Location
- Techno Cider International School Rd, Chattogram, Bangladesh Chittagong Bangladesh
- 22°22′24″N 91°48′45″E﻿ / ﻿22.3733°N 91.8125°E

Information
- Motto: Excellence is The Highest Goal of Human Endeavour
- Established: 1997
- Area trustee: Nader Khan, Rabiul Husain, Matiur Rahman, Parveen Mahmud, Md. Shamshul Alam, G. C. Tripathi
- Chairman: Mr.

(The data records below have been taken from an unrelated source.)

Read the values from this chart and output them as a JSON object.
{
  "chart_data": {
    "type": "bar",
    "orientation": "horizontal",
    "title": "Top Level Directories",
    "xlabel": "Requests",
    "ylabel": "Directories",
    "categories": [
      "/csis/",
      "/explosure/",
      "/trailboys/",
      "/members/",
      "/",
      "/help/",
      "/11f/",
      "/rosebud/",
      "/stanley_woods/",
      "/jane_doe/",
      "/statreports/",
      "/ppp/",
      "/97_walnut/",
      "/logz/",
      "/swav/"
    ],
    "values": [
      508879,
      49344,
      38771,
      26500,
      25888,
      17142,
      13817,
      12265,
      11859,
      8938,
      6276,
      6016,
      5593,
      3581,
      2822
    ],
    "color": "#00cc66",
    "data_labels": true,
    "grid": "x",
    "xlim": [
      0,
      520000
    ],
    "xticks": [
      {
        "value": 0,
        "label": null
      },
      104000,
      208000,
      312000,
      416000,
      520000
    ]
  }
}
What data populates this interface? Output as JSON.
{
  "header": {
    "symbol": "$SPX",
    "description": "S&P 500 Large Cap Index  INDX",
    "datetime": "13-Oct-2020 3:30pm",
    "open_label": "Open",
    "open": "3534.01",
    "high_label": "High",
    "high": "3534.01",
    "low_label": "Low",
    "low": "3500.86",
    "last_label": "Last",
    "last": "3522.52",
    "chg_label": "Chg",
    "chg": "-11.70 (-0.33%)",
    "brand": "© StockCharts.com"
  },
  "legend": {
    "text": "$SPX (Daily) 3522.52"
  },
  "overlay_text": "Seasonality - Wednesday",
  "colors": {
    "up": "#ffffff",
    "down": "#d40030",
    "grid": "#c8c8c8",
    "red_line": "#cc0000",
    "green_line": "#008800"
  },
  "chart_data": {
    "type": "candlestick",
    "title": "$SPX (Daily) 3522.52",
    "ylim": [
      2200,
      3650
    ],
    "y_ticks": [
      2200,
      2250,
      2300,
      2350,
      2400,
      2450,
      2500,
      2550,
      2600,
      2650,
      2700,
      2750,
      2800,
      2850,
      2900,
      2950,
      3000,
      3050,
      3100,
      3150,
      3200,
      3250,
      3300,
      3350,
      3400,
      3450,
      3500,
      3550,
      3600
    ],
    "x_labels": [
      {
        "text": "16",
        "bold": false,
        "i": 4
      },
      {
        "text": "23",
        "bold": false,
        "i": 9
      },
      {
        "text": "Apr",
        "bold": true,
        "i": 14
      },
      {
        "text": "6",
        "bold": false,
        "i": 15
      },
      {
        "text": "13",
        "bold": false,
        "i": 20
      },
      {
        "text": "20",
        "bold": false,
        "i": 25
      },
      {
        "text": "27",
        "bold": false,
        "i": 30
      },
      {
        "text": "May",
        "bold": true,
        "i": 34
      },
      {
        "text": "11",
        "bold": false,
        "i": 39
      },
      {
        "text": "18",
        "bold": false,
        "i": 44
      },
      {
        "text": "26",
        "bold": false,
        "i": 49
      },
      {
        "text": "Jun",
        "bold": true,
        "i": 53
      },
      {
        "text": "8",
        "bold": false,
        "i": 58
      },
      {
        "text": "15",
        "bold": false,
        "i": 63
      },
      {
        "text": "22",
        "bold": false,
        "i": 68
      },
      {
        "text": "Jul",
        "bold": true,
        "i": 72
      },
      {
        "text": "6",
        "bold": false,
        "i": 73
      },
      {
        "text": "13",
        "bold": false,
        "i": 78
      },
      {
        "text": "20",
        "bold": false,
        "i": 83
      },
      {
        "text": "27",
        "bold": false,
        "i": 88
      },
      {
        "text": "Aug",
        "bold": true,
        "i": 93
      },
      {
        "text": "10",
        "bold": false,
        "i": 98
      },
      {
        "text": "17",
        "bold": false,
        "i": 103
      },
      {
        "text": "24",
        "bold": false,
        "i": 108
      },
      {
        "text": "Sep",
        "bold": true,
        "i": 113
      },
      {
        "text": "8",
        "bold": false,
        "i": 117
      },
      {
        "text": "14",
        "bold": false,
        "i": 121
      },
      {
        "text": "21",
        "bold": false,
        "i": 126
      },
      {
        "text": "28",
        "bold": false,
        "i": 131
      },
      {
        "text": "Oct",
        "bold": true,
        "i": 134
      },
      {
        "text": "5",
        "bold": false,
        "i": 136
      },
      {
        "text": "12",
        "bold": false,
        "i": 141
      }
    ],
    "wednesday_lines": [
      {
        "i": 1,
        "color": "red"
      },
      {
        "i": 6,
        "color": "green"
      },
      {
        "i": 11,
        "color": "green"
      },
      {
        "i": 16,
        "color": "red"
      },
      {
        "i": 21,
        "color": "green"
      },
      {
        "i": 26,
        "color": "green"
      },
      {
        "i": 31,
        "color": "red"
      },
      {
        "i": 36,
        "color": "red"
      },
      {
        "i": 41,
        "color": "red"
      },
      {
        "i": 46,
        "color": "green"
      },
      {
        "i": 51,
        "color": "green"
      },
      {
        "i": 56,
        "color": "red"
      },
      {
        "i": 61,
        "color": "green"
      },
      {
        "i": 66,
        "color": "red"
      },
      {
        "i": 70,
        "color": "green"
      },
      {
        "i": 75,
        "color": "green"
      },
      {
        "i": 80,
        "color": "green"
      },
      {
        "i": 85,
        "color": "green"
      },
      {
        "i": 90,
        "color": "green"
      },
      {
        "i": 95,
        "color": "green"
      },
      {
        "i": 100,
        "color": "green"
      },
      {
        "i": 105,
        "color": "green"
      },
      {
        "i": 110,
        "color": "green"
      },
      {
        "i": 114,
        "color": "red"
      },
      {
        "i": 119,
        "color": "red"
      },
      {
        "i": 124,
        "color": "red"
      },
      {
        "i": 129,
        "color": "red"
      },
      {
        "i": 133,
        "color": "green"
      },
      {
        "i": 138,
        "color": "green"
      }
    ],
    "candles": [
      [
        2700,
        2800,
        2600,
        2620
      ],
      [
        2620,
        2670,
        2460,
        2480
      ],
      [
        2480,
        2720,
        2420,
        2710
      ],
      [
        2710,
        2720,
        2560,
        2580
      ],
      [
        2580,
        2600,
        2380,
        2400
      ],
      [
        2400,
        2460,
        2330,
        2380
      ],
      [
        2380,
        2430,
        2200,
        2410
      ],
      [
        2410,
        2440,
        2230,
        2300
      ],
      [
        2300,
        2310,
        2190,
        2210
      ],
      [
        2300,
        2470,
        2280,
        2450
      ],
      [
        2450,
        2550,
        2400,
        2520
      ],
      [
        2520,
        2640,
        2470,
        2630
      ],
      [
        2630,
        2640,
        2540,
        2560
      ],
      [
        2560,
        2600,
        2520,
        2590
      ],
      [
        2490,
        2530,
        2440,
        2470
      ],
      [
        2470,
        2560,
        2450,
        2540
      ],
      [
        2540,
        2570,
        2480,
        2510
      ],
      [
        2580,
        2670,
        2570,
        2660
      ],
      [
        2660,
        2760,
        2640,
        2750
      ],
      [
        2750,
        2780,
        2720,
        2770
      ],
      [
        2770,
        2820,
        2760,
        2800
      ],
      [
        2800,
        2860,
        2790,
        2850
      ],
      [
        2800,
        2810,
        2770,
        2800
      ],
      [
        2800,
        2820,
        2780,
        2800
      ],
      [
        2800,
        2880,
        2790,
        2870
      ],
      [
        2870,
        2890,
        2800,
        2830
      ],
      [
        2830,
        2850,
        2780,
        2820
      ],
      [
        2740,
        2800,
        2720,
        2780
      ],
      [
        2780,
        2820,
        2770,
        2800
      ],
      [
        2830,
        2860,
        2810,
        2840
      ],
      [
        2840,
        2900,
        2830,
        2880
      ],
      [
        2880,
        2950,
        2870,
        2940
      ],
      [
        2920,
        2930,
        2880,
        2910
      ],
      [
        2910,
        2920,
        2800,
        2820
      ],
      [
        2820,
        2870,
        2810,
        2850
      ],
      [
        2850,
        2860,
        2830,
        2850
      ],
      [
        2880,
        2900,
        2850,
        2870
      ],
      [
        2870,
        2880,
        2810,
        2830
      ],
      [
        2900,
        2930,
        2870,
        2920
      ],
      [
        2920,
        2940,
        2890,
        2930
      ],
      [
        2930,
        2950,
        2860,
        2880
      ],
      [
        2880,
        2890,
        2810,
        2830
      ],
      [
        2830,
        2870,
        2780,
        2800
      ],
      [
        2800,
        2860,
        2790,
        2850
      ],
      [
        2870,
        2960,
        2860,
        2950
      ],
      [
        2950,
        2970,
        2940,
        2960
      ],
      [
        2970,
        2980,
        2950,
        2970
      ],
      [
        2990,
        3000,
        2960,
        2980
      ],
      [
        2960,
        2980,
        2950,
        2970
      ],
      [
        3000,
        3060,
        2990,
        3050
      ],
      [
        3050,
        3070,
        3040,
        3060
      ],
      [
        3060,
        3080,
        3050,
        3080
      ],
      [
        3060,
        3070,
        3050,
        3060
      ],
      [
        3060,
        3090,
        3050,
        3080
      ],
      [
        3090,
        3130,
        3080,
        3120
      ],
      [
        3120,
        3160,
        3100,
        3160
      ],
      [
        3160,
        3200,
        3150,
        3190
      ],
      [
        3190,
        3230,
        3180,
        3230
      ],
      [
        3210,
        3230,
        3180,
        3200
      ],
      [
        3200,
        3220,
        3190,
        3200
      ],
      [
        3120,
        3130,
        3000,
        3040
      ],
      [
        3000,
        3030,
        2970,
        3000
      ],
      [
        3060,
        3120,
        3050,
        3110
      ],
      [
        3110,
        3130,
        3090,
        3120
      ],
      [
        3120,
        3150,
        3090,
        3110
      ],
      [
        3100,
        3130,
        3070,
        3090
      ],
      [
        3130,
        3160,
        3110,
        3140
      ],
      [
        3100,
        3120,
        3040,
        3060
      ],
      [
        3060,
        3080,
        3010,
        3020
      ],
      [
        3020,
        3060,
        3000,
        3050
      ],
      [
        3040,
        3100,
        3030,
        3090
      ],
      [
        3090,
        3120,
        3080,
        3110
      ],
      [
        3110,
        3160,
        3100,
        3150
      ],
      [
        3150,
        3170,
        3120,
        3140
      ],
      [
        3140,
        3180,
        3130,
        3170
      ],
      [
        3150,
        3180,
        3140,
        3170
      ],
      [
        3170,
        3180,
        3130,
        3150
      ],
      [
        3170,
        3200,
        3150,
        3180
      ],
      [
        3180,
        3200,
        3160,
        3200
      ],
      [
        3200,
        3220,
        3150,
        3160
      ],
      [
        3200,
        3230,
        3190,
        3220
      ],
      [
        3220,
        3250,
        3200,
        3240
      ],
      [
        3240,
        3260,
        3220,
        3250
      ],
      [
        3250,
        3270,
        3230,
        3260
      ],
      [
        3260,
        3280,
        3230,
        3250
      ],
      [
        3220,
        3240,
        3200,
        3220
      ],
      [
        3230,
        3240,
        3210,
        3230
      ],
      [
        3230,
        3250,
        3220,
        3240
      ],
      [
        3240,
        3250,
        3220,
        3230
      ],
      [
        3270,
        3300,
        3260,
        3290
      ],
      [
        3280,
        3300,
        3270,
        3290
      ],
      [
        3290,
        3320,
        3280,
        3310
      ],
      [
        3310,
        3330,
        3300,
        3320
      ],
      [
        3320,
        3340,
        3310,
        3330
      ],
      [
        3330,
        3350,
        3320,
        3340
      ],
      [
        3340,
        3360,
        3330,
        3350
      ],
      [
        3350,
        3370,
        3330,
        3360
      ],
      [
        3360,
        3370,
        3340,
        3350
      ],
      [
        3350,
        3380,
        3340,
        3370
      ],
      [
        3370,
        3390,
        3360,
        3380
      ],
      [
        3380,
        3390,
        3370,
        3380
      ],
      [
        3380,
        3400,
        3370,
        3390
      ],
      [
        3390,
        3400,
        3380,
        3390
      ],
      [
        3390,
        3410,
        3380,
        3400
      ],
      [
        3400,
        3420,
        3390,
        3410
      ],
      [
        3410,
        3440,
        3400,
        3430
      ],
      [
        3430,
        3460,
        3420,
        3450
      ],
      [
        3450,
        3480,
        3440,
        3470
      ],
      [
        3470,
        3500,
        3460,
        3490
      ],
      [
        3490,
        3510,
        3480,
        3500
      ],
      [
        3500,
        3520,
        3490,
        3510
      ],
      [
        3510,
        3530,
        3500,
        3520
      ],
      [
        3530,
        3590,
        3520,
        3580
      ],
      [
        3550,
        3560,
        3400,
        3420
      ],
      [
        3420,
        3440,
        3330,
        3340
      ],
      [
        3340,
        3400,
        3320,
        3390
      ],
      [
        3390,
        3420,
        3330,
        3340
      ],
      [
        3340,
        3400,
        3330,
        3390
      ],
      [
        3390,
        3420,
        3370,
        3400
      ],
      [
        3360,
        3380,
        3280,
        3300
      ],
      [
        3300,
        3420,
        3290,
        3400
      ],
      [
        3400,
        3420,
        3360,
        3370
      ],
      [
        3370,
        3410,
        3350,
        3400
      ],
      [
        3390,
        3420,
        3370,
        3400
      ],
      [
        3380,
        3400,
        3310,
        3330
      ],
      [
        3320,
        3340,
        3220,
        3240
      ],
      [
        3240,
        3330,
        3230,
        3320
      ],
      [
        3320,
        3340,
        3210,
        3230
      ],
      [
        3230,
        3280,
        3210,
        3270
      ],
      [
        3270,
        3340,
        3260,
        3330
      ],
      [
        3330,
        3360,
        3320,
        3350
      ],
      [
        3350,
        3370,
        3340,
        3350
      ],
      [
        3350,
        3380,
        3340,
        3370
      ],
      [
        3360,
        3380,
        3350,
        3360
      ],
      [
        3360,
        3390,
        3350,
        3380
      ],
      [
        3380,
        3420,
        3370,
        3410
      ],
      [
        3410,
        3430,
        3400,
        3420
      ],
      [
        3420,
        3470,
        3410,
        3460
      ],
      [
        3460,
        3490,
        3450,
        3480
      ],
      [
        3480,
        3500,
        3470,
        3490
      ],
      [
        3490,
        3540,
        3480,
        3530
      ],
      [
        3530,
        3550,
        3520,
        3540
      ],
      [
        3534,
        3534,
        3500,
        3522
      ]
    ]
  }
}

Nader Khan
- Director: G.C. Tripathi
- Principal: Neeti Tripathi
- Grades: Nursery to XII
- Enrollment: 3000 students
- Campus size: 4.5 acres
- Houses: Dragon; Unicorn; Phoenix; Griffin;
- Website: https://cisbd.org/

= CIDER International School =

CIDER International School is an English medium school in Chittagong, Bangladesh. It is Cambridge approved and one of the many schools in Chittagong that has Cambridge curriculum

==History==

CIDER International School was established in 1997 by a group of social activists. It was initially to be part of a larger movement, the Chittagong Institute for Development of Education and Research (CIDER).

==Organisation==
CIDER conducts its academic activities on its own campus on six acres of land. The school is coeducational, with approximately 1000 students playing sports.

==Curriculum==
The institution offers two curricula: the British curriculum, under Cambridge International Examinations, and the English-language version of the national curriculum.

==Affiliations==
CIDER is affiliated with the University of Cambridge International Examinations. It is also affiliated with Board of Intermediate and Secondary Education, Chittagong which endorses the National Curriculum in its streams.

== Achievements ==
The school won the national 2008 Aktel Debate Championship for English medium schools. In 2016, Mayisha Mahdiya Sultana of Cider achieved the highest grades in O and A level exams in the entire Bangladesh to date. Following her studies at CIDER, she attended Princeton University and the University of Oxford. Notable alumni also includes Dr. Yamin Bin Baqui and Dr. Yasir Bin Baqui who completed their PhD from the University of Cambridge on aerospace engineering. Prior to that, they had also studied at MIT, Harvard and NUS.